The Two McCains
First, from the East Coast and NYPost columnist Ralph Peters (Who, by the way, owns the best line of the day: "The Democratic dog just caught the Iraqi firetruck it's been chasing for almost four years. Now what?"):
For the next two years, the go-to guy in the national-security field is going to be Sen. John McCain. He's now the real "decider," positioned to serve either as the brakeman on the administration's runaway train or as the switchman in the political yard if the Dems get a rational policy on track.
McCain's in a much stronger position than he was a few days ago - the Republican nomination is now his. The midterm elections were a repudiation not only of the administration's non- strategy in Iraq, but of the small-but- vocal Taliban wing of the Republican Party - the anti-science, woman-fearing inquisitors. They hoped to block McCain's nomination. Now, from Pennsylvania to Missouri, they're the walking dead in the political landscape.

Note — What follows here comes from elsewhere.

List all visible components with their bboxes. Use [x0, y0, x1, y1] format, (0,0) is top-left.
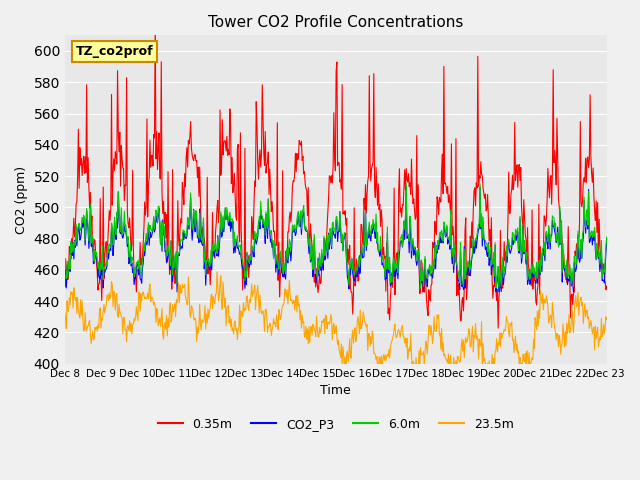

And from the West Coast, Hugh Hewitt:
The public ... demands results. Handed a large majority, the GOP frittered it away. The chief fritterer was Senator McCain and his Gang of 14 and Kennedy-McCain immigration bill, supplemented by a last minute throw down that prevented the NSA bill from progressing or the key judicial nominations from receiving a vote. His accomplice in that master stroke was Senator Graham. Together they cost their friend Mike DeWine his seat in the Senate, and all their Republican colleagues their chairmanships. Senator McCain should rethink his presidential run. Amid the ruins of the GOP's majority there is a clear culprit.
Peters sees the election as a howl from the anti-conservative branch of the GOP, the moderates who hang out with Lindsey Graham and Lincoln Chaffee. Hewitt sees it as a reaction by the conservatives about the moderate direction of the party under Bush.
This is a battle that will be fought out not over Iraq, but over immigration. McCain and Bush are on the same page -- call it anything but amnesty and guest worker permits -- and they'll be easy allies with Dems who are looking to accomplish something other than deadlock.
In his role as Chief of Guest Workers, McCain will be able to increase his stature among moderates, at the cost of support from hardline GOP. He'll wrap himself in that moderate support, throw a couple punches in the faces of his critics with his hardline position on the war, not listen to Hugh, and go for the nominate.
And so, the '08 primaries will be the battle for the future of the GOP.